WOW very nice -Agree with Rocks question. HOW???


----------



## BarbS (Sep 16, 2012)

Oh yes, great proportioning. That's tricky with finials. I love this. Nice!


----------



## DKMD (Sep 16, 2012)

Cool! I love the detailing in the finial, and the main form is sweet!


----------



## phinds (Sep 16, 2012)

Really nice, and I agree w/ the other statements that the detail on the finial is terrific.


----------



## HillybillyGirl (Sep 16, 2012)

Just beautiful


----------



## NYWoodturner (Sep 16, 2012)

Vern - You nailed it !. The proportion of the finial to the form is spot on - the shape of the form is perfect - the finial shape is awesome... finish rocks... don't know what else to say - you nailed it !
Scott


----------



## gridlockd (Sep 16, 2012)

Unbelievable! absolutely amazing. been wanting to get a hollowing tool, this may be just the push I need! beautiful work!


----------



## woodtickgreg (Sep 16, 2012)

Beautiful! That's the kind of stuff I like. Great form on the vessel and the finial tops it perfectly.


----------



## Vern Tator (Sep 16, 2012)

Aww gee shucks, Thanks Guys and girls.
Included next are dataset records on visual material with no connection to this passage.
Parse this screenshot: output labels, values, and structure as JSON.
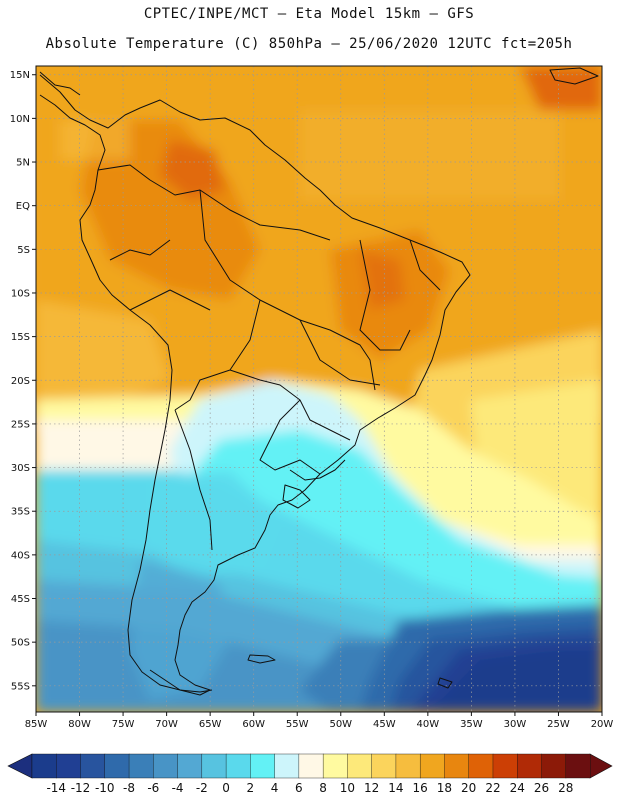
{
  "header": {
    "line1": "CPTEC/INPE/MCT –  Eta Model 15km – GFS",
    "line2": "Absolute Temperature (C) 850hPa – 25/06/2020 12UTC fct=205h"
  },
  "map": {
    "lon_range": [
      -85,
      -20
    ],
    "lat_range": [
      -58,
      16
    ],
    "lat_ticks": [
      "15N",
      "10N",
      "5N",
      "EQ",
      "5S",
      "10S",
      "15S",
      "20S",
      "25S",
      "30S",
      "35S",
      "40S",
      "45S",
      "50S",
      "55S"
    ],
    "lon_ticks": [
      "85W",
      "80W",
      "75W",
      "70W",
      "65W",
      "60W",
      "55W",
      "50W",
      "45W",
      "40W",
      "35W",
      "30W",
      "25W",
      "20W"
    ],
    "gridlines": "dotted"
  },
  "colorbar": {
    "labels": [
      "-14",
      "-12",
      "-10",
      "-8",
      "-6",
      "-4",
      "-2",
      "0",
      "2",
      "4",
      "6",
      "8",
      "10",
      "12",
      "14",
      "16",
      "18",
      "20",
      "22",
      "24",
      "26",
      "28"
    ],
    "colors": [
      "#1b3c8c",
      "#203f93",
      "#28549e",
      "#2f6aab",
      "#3a7fb8",
      "#4894c6",
      "#53a8d3",
      "#57c3e0",
      "#5ad9ec",
      "#63f1f5",
      "#cdf5fb",
      "#fff8e6",
      "#fffaa0",
      "#fde97a",
      "#fbd45c",
      "#f6bd3e",
      "#f0a61f",
      "#e8860f",
      "#df6206",
      "#cc3f05",
      "#b02a06",
      "#8c1a08",
      "#6b0f10"
    ],
    "under_color": "#1c2f7e",
    "over_color": "#6b0f10"
  }
}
The finial is a 2 part thing. The base that goes into the form is 3/4" thick and ends at the top of the bead at the top of the cove. The thin part has a 3/8" stem that is glued into the top of the finial base. I started with a piece of Blackwood that was a full 2"x2"x12" I cut off 4 3/4" bases and then split the remainder into 4 1x1x 8. That way I can line up the grain and make it appear to be all one piece. I will try to post a picture of the process tomorrow. If I don't get it done tomorrow it will have to wait a week, because I am headed to the high country of Colorado on Tuesday for a week.


----------



## Vern Tator (Sep 17, 2012)

Okay, The first pic is a finial base in a chuck.
[attachment=10846]

Next shows the parts before assembly. I think about the piece better if I turn these 2 parts separately. Also when I screw up I don't loose as much material.
[attachment=10847]

This shows the parts sitting together, no sense in gluing until I am sure I have a winner.
[attachment=10848]

I like to be sure that the buyer gets a little something extra when they open the form, so I put some detail under the base.
[attachment=10849]

This is the group of applicants for this form. The tall one and the cherry one may find a home on another piece someday. The other parts are just scrap ideas. The black one, ink dyed Holly, was the sample that put me onto the final finial.
[attachment=10850]


----------



## Mike1950 (Sep 17, 2012)

Nice work- have a good trip - Hunting?


----------



## Vern Tator (Sep 17, 2012)

Mike1950 said:


> Nice work- have a good trip - Hunting?


No not hunting. It is Pioneers weekend in Vail. The town is 50 years old this year and it is a celebration for the oldtimers. The people who know where the bodies are buried, because we buried them. It was a town of 500 people year round when I got there. If we saw someone we didn't know between ski seasons we pointed them to the gas station, because they were obviously lost. Now it is the largest ski area in the US. So I'm going to spend time with old ( in every sense) friends.


----------



## dean jordan (Sep 17, 2012)

looks like the right finial to me. great work Vern


----------



## cabomhn (Sep 19, 2012)

Very nice work! I like the final finial you come up with. That is something that I have yet to try but I am hoping to give one a shot later this year.


----------